Participants pointed to the important role played by key narratives. Some of these narratives included the inequalities of sacrifices made, the myth of solidarity (linked to the Cumming’s scandal). Another critical ethical moment was when the NICE ‘Frailty Index’ came under fire for its alleged use to ‘ration’ care for elderly and frail patients. Groups representing people with learning disabilities, autism or long-term, stable disabilities were at risk of disadvantage is hospitalised with COVID-19. Language was eventually changed but the key point was that language and narrative were very important in framing ethical issues.
One of the key challenges participants noted in the debate and discussion of ethics, in relation to the timeline, was the fear of these debates acting as an impediment to action. As ‘grit in the gears’. Is ethical debate a luxury, saved for when there is a surplus of time? Also, if ethical concerns are best considered when there is time to spare, why was there so little forward planning between the first and second wave? Many issues were left unexplored such as triage, hospitalisation priorities, support for employment that could not be done from home, vaccine certification etc. There was a time for these debates to happen, but they were seen to have passed government by.
In addition to mapping the institutions and timeline, several other interesting points arose during the workshop which relate to how ethics and expertise influence decision making in the UK. First, issues pertaining to clinical ethics were far more likely to be considered than broader ethical questions pertaining to societal or wellbeing concerns. Overall, there appeared to be a noticeable hierarchy of expertise, with advice from virologists, epidemiologists, or psychologists more likely to be sought after than social scientists or even engineers. There is a growing need for more transparency and understanding of both the institutional and personal linkages between advice giving bodies.
Second, there are questions to be asked regarding the role of the civil service in raising these concerns. Political actors can be averse to making overt decisions on values and tend to prefer a focus on ‘science’ and ‘evidence’. This approach tends to ignore the political component of scientific advice.
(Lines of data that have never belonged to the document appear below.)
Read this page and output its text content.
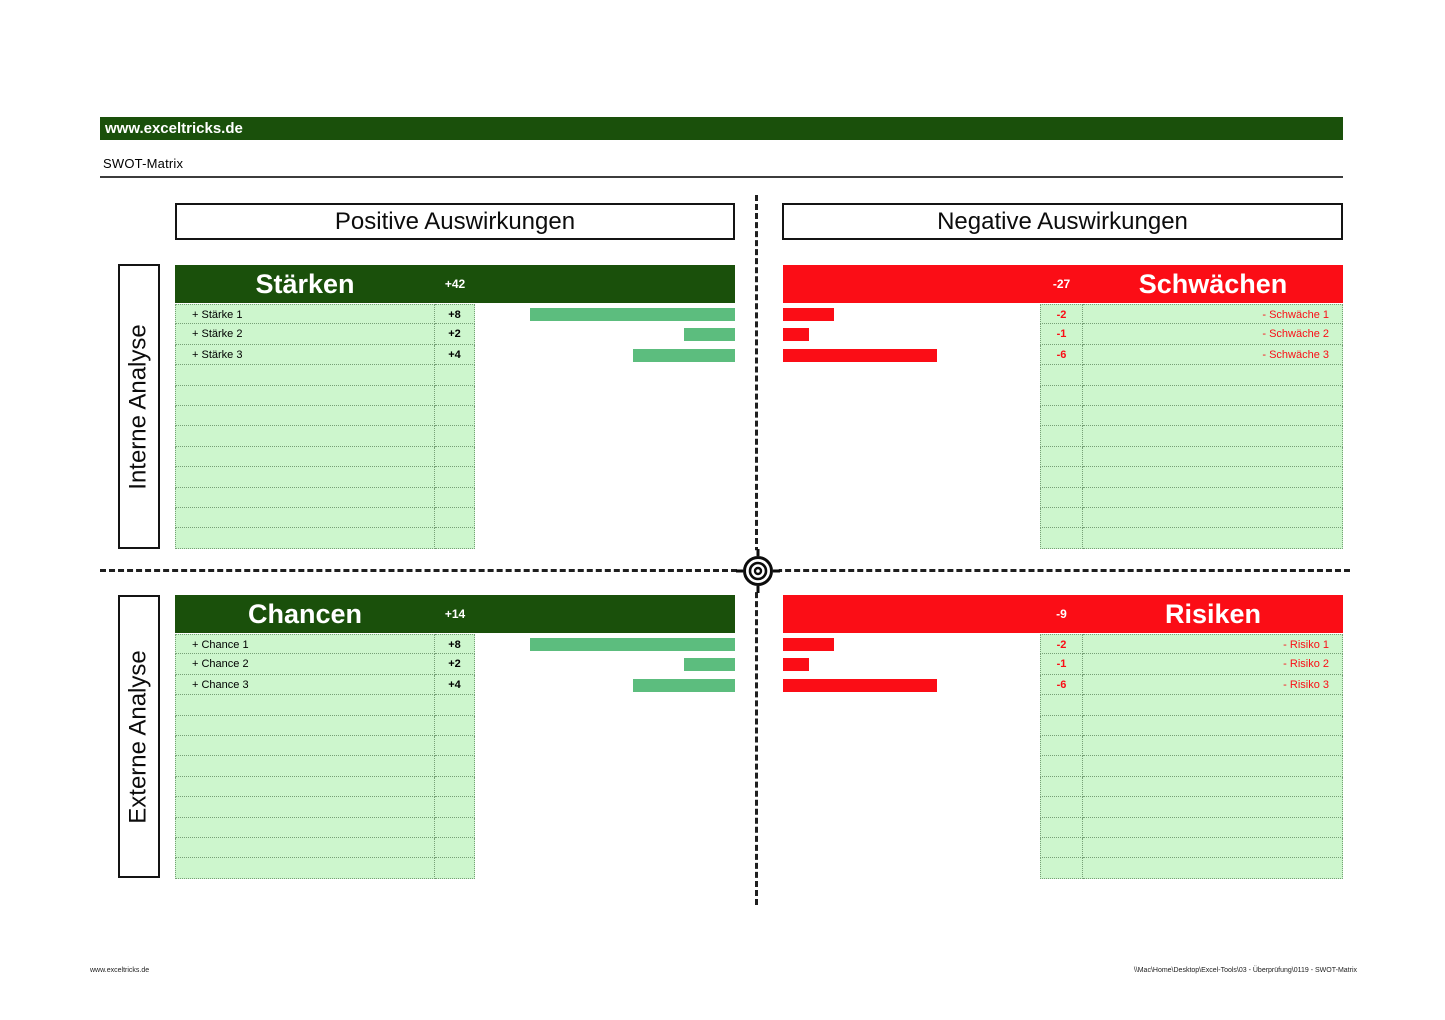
www.exceltricks.de
SWOT-Matrix
Positive Auswirkungen	Negative Auswirkungen
Interne Analyse
Externe Analyse
Stärken	+42	-27	Schwächen
Chancen	+14	-9	Risiken
+ Stärke 1	+8
+ Stärke 2	+2
+ Stärke 3	+4
-2	- Schwäche 1
-1	- Schwäche 2
-6	- Schwäche 3
+ Chance 1	+8
+ Chance 2	+2
+ Chance 3	+4
-2	- Risiko 1
-1	- Risiko 2
-6	- Risiko 3
www.exceltricks.de	\\Mac\Home\Desktop\Excel-Tools\03 - Überprüfung\0119 - SWOT-Matrix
However, as institutional capability and memory is lost within the civil service, and power shifts to advisors over civil servants, the ability to influence these decisions shifts yet further away from the public eye.
Finally, perhaps the most important point to takeaway from the workshop with wider implications for the intersection of wellbeing and public policies, was that we cannot always expect that ethical consensus is possible, or even desirable. Ethical debates are driven by values. These values need to be transparent, and debates need to be open to diverse voices. But how can researchers engage in these debates when there is resistance to any advice that risks contradicting the government’s position? The participants agreed that, given this challenge, future research should explore best practices for ethical debate and advice, rather than the ethical principles as an end in themselves.